Each institution, of course, reacted differently. It seems that most did not close but many took a different tact using their collections to make a statement. A publication called “Museums + Heritage Advisor” reported that at the Museum of Modern Art hung works by artists from seven Arab countries labelled with the following statement: “This work is by an artist from a Nation whose citizens are being denied entrance to the United States, according to a presidential executive order issued on January 27, 2017. This is one of several such artworks from the Museum’s collection installed throughout the fifth-floor galleries to affirm the ideas of welcome and freedom as vital to this Museum as they are to the United States”.Here is a work by Parviz Tanavoli (1937-) an Iranian sculptor and painter, which was in that MoMA exhibition.

Photo by Angela Weiss

Is it necessary to remind you who was President at the time and that the paintings were by artists from majority-Muslim Nations?

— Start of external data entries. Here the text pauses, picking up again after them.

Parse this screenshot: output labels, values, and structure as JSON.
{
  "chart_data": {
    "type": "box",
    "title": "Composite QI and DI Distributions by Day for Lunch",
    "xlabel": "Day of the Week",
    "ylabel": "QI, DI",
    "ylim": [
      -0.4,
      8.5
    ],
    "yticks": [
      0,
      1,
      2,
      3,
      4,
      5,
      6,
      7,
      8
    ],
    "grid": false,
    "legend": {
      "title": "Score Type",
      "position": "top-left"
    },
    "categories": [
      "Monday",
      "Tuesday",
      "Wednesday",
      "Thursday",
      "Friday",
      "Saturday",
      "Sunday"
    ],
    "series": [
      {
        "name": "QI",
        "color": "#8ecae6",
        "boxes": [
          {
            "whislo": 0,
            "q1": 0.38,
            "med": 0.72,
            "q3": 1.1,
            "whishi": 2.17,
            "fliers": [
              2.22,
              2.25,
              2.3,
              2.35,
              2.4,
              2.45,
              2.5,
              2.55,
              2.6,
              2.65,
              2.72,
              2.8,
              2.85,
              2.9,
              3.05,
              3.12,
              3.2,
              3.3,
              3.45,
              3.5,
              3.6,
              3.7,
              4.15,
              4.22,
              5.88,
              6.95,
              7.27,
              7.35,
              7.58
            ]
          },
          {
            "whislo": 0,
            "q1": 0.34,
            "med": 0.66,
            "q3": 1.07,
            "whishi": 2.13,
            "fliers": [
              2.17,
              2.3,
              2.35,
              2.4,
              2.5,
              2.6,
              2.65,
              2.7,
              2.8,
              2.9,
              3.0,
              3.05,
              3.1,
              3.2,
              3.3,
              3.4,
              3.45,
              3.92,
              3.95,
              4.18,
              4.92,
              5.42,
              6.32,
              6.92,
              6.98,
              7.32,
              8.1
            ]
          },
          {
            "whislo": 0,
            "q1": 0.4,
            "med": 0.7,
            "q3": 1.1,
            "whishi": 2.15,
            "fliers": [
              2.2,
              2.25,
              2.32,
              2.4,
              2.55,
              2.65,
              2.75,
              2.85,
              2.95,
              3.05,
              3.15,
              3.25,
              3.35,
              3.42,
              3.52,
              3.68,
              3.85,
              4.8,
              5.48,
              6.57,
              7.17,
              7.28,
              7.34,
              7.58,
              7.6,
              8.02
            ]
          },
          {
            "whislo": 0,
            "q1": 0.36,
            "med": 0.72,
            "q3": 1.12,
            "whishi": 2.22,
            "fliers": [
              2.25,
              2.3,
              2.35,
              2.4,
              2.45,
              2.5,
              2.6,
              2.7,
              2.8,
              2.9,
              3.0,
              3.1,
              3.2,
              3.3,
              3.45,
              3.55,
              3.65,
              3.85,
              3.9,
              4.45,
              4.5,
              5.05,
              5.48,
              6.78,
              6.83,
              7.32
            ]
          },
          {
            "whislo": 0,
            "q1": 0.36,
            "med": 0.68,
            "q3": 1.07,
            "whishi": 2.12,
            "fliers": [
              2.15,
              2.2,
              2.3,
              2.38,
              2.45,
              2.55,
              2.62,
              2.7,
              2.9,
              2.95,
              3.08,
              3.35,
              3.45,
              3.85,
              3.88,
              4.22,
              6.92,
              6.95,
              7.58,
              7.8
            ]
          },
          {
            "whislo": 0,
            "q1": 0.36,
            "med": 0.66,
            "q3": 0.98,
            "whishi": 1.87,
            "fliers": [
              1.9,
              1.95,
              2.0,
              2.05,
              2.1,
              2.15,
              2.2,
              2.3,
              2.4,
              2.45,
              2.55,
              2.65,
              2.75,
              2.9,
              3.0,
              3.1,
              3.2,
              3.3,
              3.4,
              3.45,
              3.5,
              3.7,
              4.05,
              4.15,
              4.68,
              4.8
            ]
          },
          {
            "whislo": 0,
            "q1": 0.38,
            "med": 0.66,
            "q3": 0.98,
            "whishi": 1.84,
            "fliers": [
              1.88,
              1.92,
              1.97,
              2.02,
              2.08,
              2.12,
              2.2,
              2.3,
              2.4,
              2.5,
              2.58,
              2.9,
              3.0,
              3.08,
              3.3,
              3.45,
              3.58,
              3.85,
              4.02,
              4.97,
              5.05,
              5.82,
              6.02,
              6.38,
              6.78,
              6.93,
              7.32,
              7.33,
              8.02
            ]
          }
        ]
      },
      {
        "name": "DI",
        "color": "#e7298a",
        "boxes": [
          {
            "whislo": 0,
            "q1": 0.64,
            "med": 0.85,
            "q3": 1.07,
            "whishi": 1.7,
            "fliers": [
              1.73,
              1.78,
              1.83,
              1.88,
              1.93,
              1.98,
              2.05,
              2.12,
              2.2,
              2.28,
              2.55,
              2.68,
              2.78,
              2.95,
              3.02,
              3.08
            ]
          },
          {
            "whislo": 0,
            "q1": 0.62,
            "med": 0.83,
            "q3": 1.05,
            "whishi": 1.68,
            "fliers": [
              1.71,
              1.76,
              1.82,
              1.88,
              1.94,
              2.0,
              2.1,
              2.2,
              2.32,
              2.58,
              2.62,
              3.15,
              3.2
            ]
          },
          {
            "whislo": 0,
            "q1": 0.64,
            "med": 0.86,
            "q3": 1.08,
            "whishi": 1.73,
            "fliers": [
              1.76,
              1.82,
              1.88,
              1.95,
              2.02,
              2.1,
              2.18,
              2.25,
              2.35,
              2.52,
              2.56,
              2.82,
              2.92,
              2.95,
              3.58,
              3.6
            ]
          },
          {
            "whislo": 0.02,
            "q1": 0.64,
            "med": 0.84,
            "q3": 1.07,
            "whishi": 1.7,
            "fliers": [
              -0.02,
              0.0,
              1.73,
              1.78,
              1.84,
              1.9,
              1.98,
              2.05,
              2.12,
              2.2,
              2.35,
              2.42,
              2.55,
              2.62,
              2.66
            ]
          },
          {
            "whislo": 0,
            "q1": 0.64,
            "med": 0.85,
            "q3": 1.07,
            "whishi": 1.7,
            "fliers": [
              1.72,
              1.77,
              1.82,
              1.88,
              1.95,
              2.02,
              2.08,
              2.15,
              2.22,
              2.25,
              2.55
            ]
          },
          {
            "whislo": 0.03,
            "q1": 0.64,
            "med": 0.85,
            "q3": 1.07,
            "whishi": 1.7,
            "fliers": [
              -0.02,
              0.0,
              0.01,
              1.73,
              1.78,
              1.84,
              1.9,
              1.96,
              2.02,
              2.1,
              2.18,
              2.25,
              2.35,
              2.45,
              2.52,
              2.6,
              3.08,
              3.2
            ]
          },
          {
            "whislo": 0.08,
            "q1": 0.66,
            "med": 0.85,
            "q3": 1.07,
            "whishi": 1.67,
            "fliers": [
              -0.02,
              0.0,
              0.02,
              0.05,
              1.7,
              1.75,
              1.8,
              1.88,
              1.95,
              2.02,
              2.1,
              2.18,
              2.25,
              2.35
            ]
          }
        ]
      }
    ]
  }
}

I can understand that a museum should try to keep up with the times. For a while now museums have been reacting to the politics of the moment by acknowledging the fact that there are artists representing minorities in this country that should be shown on an equal footing as the white majority. Hence, we have the opportunity to evaluate work that is new to us. From September,2022 through December 2023 the National Gallery in Washington D.C. has an exhibition, “Called to Create: Black Artists from the American South” Here is a work by Lonnie Holley, “From the Beginning to the end of the Beginning” (1985). 


My attention was once again drawn to the impact of international politics on art with the invasion of the Ukraine. A March 19, 2023 article in “The Guardian” titled, “As the Met reclassifies Russian art as Ukrainian, not everyone is convinced”. For instance, The National Gallery, London changing the title of their pastel by Edgar Degas (1834-1917), as a part of a series known as “Russian Dancers”, to “Ukrainian Dancers”, and the Metropolitan Museum renamed their pastel “Dancer in Ukrainian Dress”. The Met went further reidentifying one of the few Russian artists, I am acquainted with, Ilya Repin (1844-1930). His nationality has been changed from Russian to Ukrainian as he was born in what became an independent country only in 1991. How will future generations cope with that? Will the artist’s identity depend on the outcome of the war? Here is a portrait by Illia Repin (1884) of the artist Vsevolod Mikhailovich Garshin in the Met.

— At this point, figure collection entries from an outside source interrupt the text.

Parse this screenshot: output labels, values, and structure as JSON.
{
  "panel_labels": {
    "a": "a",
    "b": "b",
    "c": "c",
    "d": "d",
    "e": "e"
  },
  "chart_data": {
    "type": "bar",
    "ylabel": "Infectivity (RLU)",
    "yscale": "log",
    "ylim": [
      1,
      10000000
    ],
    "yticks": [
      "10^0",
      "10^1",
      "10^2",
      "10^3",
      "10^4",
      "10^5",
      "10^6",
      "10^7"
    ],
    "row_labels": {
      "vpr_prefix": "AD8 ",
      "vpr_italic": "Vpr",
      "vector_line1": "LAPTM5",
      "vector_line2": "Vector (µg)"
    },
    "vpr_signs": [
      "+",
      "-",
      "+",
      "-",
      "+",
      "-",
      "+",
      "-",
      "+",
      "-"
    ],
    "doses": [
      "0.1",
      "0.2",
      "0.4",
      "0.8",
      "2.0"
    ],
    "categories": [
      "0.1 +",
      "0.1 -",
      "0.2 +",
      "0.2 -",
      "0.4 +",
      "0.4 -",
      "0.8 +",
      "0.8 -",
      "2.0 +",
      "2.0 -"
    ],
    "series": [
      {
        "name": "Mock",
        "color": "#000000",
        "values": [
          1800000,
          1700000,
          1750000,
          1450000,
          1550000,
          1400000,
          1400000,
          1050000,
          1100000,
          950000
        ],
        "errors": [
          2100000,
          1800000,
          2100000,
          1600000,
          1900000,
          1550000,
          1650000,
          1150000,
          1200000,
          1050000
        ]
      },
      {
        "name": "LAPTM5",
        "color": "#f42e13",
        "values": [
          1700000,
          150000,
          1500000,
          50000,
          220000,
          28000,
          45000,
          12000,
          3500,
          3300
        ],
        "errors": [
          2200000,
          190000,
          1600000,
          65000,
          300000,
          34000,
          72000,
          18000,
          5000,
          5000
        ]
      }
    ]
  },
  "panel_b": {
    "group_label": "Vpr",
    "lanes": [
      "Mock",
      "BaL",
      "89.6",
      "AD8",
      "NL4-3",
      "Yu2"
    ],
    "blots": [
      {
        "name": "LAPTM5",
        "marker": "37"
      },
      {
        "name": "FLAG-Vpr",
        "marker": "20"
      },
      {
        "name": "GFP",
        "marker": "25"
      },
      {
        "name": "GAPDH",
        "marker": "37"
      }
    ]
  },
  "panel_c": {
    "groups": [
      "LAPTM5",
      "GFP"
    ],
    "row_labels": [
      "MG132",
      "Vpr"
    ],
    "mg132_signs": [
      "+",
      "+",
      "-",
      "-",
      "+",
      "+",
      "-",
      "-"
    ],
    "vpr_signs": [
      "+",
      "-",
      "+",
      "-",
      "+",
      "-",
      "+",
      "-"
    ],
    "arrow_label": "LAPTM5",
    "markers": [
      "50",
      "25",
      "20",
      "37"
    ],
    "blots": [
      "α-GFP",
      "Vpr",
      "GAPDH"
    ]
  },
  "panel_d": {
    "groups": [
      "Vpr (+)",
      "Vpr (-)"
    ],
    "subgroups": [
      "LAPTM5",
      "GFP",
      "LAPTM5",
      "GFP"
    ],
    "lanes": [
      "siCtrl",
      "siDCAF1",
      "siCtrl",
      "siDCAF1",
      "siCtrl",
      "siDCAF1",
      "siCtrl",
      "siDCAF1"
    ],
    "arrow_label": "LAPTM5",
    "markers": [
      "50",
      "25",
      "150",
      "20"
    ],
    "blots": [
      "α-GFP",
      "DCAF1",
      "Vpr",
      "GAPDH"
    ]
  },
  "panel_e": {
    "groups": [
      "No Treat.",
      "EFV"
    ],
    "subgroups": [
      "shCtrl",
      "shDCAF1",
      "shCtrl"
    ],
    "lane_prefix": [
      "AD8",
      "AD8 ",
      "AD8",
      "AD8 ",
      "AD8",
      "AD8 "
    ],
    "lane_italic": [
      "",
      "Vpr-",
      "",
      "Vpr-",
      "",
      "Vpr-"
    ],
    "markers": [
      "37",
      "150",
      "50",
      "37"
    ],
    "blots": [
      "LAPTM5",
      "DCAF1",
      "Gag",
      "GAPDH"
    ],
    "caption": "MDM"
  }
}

We have also heard that some venues around the country have banned Russian artists from performing. Most prominent was the Metropolitan Opera who pulled Russian Anna Netrebko their reigning diva, and long a Putin supporter, from a scheduled Turandot and replaced her with a Ukrainian soprano. Netrebko’s Met contract was cancelled and other houses including La Scala dropped her.

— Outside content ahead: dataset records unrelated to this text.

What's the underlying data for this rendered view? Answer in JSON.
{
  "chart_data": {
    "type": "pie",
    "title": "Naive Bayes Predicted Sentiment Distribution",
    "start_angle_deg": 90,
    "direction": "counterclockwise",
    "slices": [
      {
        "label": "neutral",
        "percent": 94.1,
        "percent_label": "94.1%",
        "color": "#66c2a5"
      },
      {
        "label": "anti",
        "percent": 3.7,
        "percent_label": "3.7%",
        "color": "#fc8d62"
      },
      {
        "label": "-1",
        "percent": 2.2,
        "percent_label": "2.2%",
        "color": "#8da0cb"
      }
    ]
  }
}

We saw the lengths organizations are going to in order to avoid the issue of international politics recently played out here in Santa Fe, New Mexico. At our Lensic Performing Arts Center we saw a fabulous performance of Swan Lake. The only information that was given was that the company was called “The World Ballet”. My wife, a former, ballet dancer, said only the Russians dance the classic Petipa works to such perfection. From snippets of information gathered online she put together the fact that this was indeed a pick-up troupe from Russia, making one-night stands in smaller towns around the U.S. The troupe recently returned to Santa Fe to dance Cinderella. Again, there was no printed program, but one was available online that disclosed the dancers’ Russian training, while in a newspaper interview the organizers made the point that not all the performers were Russian born. Here is a sample of troupe’s performance in Swan Lake.


Allow me to ask you to think about whether an artistic institution should change its direction because the politics or the moment might dictate it? I believe we would all answer that question slightly differently.